The first ML / AI model you build with this course is a simple linear regression model. Used to train on a random set of numbers and predict future numbers. Nothing earth shattering. However, as simple as it is it is exhilarating. Let take a look at the code.
Okay, so its not that much of a stumble. On top of that it was a great learning experience for myself. Not to mention the team and I dug into the code a little later tinkering with things to see if we could get the training any closer to perfect. Spoiler alert, no. We couldn’t but we had a lot of fun with it. Despite it being what equates to a highly technical scatter graph.
So what did you learn?
Oh this is going to be a doozie. Lets talk Epochs real quick. An epoch is a term commonly used in AI / ML development to represent a number or passes or iterations the AI makes over the training data. The general number of passes an epoch holds is calculated as: number of epochs x 10.
So we discovered that the closest we can get to “perfect” using the default settings was trained at 183 epochs. Which would contain roughly 1830 iterations over the data per epoch. Even at that the data the model spit back was off by around 4% which is about the standard. Besides. Me thinks an AI will never be 100% accurate or it would be the same as hard coding responses at which point its not AI.

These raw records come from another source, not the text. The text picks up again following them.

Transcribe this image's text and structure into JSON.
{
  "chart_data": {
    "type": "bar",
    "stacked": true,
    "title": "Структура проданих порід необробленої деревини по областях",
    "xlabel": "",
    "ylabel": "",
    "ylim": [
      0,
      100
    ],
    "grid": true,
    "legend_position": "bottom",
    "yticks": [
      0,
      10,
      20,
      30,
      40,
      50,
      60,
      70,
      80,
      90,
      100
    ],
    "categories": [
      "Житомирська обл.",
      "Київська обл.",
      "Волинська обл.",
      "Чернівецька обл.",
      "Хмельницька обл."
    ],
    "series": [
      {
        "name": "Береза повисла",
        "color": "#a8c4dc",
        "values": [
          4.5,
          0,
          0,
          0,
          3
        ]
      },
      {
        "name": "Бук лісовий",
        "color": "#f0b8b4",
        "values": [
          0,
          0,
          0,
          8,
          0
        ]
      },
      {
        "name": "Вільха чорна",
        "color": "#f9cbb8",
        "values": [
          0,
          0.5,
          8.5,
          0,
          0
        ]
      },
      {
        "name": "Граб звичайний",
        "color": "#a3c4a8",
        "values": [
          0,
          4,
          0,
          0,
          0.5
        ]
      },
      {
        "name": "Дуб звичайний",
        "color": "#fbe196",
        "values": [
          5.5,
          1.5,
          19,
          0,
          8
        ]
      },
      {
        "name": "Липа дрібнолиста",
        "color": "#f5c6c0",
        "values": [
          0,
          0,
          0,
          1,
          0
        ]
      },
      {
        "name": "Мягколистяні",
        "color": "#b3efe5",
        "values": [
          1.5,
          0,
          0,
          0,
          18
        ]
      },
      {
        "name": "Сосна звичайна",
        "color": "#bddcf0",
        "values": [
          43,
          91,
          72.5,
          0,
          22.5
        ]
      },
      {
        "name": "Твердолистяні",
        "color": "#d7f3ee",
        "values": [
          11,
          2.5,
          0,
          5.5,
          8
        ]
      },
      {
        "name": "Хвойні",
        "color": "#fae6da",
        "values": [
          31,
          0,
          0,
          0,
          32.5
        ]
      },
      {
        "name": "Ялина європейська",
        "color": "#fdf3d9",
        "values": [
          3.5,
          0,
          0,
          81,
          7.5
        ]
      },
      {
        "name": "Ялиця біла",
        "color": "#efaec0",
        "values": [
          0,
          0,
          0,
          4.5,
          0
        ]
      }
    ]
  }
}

So this being said we started playing with the settings and default values and generally breaking things. We learned a good bit with that spare twenty minutes of hapless play that likely will stick with us through the rest of this journey.
A few takeaways were:
- Data density and required epochs to get responses within a 96% accuracy rating is proportional.
- No matter what, the 96% accuracy rating is the highest we could get it with the limited time we had to play with it.
- It was really easy to see how this would translate to what we are trying to do with the chat bot side of our big projects.
So, on that note about how this would translate into the chat bot. Let talk about that. Lets take a simple example here. You want to ask Navi about cryptography. So you feed it the prompt “What is cryptography.” On a single epoch here is what your accuracy looks like:
The line of red dots is representative of what the AI thinks you are asking, the green dots represent the proper answer. The blue is simply the data its trained on. Right now it might spit back something about cryptocurrency instead. Both have the term Crypto in them. They are still two very different things. Despite them also sharing an affinity for complex mathematics. If you are like me that is cringe worthy but also very fun. So lets give it some more training.
We found the sweet spot to be around 183 to get that 96% accuracy rating we mentioned.
So this graph looks much better with the red dots lining up painfully close to the green. In this case if you asked Navi “What is Cryptography” it would respond properly and actually tell you what you want to know.
I could also be completely off base here with this but it still gives a good visual representation of how AI training works and how it can effect things. So if you want to see where I get that 96% accuracy metric. If you zoom in on the green and red dots. You see this.
If you ditch the 0.8 and only look at the 56 – 60 you see we are around 4 off of the zero point or 100% accuracy. Thus we are around 96% accurate.
A few parting words
It has been a really exciting few months around SSG. Between the conference, getting our hands on new hardware and finally taking the steps toward getting the team ready to dive into building our own model we are setting up for an amazing 2024. So thank you so much for reading this.